Desde o dia 2 de Dezembro, vivemos o risco de um golpe de Estado pela via de um pedido impeachment sem base legal, uma vez que não há, ao longo de 2015, nenhuma ação da presidente que possa ser considerada crime de responsabilidade cometido com dolosidade.

De acordo com o artigo 85 da Constituição, um presidente comete crime de responsabilidade quando age contra a existência da União; o livre exercício do Legislativo e do Judiciário; os direitos políticos individuais e coletivos; a segurança interna; a probidade administrativa e o cumprimento das leis e decisões judiciais. Nada disso ocorreu – muito menos com participação direta e dolosa da presidente.

Mesmo a Lei Orçamentária, razão da peça que tramita no Congresso, não fora desobedecida: o Congresso aprovou em dezembro de 2014 a alteração da meta fiscal. Ainda que não o houvesse, um presidente jamais pode ser impugnado por infração cometida em mandato encerrado.

Não há razão para impeachment.

O que há é a intenção de destruir esse princípio de social-democracia que logramos criar.
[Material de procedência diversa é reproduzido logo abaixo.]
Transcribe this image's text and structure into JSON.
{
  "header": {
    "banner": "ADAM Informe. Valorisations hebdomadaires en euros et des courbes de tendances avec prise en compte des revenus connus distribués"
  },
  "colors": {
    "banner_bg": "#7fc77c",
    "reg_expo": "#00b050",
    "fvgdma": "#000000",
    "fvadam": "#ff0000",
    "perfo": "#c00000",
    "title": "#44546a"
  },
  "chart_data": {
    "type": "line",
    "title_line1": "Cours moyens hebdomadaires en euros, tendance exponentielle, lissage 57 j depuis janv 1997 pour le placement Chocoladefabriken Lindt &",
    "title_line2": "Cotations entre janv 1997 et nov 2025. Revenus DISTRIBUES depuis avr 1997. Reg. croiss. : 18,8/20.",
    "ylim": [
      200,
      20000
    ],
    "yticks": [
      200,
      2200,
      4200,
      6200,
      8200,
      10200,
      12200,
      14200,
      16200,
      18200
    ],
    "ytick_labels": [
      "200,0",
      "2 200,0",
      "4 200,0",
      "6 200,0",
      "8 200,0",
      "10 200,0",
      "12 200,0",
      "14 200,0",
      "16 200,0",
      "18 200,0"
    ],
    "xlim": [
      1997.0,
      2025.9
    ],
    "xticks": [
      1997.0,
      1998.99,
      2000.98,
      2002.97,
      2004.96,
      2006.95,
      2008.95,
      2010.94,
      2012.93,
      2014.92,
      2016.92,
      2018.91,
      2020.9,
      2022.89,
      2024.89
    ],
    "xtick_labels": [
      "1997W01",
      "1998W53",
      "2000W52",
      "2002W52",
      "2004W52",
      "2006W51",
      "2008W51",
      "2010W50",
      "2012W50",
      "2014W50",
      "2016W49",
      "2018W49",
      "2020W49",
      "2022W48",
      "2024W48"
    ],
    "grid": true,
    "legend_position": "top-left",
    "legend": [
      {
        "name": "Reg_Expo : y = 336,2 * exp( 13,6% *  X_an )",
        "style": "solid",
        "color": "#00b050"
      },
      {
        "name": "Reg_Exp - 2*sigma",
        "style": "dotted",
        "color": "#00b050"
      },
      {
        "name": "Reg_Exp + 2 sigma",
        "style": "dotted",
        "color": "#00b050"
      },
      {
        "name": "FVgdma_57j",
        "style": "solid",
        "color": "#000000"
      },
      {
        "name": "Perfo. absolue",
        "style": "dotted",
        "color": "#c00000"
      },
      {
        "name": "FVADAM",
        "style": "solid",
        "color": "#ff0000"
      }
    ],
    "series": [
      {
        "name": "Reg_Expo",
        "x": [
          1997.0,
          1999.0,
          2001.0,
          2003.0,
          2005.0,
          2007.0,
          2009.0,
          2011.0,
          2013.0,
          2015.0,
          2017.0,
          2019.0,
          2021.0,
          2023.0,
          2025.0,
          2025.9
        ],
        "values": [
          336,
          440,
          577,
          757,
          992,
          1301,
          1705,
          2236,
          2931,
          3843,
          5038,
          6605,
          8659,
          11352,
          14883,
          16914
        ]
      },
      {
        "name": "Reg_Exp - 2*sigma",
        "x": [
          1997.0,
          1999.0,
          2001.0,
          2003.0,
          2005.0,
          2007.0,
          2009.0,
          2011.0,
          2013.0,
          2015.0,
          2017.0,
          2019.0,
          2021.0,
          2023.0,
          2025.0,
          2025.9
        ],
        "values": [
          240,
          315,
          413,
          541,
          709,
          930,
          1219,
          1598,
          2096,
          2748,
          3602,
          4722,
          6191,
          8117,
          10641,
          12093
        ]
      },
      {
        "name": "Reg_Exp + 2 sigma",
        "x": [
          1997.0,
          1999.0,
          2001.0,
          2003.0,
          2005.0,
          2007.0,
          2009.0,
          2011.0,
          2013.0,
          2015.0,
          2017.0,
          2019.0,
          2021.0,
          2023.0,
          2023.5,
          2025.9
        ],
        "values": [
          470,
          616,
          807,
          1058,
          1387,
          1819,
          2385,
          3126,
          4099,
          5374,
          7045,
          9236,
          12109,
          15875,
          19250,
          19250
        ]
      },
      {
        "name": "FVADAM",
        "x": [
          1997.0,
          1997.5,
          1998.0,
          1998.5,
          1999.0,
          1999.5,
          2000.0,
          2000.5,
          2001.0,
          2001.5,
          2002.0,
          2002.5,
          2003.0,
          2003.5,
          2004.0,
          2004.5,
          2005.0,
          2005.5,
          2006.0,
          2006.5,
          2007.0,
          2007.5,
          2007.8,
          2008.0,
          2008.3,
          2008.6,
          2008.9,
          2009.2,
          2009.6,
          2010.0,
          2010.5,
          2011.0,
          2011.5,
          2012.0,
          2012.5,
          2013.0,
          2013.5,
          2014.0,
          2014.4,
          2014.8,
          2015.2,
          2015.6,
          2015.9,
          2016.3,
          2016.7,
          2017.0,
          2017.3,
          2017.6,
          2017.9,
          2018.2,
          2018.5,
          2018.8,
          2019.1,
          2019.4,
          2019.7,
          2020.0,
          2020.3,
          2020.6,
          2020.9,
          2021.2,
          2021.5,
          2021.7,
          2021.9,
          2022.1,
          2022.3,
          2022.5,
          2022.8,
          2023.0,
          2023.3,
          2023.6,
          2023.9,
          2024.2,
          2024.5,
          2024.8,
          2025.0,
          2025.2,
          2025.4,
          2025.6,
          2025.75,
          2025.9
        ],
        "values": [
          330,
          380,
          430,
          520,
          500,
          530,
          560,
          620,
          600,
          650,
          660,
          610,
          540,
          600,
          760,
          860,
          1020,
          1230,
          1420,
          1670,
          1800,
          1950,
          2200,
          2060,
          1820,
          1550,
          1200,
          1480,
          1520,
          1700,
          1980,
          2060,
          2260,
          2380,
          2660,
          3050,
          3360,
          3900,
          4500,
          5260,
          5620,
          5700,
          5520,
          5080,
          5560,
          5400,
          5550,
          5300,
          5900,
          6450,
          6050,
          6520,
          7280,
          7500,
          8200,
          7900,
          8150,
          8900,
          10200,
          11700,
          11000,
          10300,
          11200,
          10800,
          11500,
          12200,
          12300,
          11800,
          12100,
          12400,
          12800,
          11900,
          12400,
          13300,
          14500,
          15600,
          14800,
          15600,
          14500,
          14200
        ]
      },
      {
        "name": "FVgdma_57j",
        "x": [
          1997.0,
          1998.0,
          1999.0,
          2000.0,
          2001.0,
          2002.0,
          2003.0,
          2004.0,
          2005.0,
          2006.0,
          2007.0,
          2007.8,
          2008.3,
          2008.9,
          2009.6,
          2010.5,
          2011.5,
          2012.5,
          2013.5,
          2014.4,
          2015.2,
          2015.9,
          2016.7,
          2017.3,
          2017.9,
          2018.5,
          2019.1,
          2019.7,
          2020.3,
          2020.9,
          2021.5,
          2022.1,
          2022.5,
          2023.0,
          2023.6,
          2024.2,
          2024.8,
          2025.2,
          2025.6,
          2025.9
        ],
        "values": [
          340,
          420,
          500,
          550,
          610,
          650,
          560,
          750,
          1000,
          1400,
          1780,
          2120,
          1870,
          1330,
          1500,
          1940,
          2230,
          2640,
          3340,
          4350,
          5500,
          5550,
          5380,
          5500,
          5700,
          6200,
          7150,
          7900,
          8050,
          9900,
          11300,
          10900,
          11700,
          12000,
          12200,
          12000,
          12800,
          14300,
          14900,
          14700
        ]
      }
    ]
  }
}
O golpe de 2015 é filho do projeto de terceirização ilimitada (na prática, uma quase extinção das leis trabalhistas), das políticas que dificultam a realização do aborto mesmo em caso de estupro, da vinculação constitucional das doações de empresas a campanhas políticas, da desvinculação dos compromissos sociais assumidos na Constituição de 1988, da violência institucionalizada e impune das PMs, de uma liberalização econômica e social que nos levará de volta à Primeira República. Com um agravante: processo traumático, um golpe de Estado, em um momento de intensa participação social na política e de ânimos acirrados, levaria o país a um nível de conflagração semelhante à noite de São Bartolomeu, que opôs católicos e protestantes na Idade Média. Geraria uma instabilidade política sistêmica, tornando vulneráveis todos os governos, tornando praticamente inevitável uma escalada autoritária, como acontece há mais de 15 anos na Venezuela, país cuja instabilidade política fora destruída pelo golpe contra o mandato de Carlos Andrés Perez, em 1993, que permitiu a ascensão do autoritarismo chavista e levou a Venezuela a ruptura, após a tentativa de golpe contra Chávez em 2002.

Com o golpe, esse Brasil no qual acostumamos a viver, do qual nos orgulhávamos quando viajávamos para o exterior e do qual esperamos o melhor ruirá sem a menor chance de construção para nossa geração. Talvez para a de nossos filhos.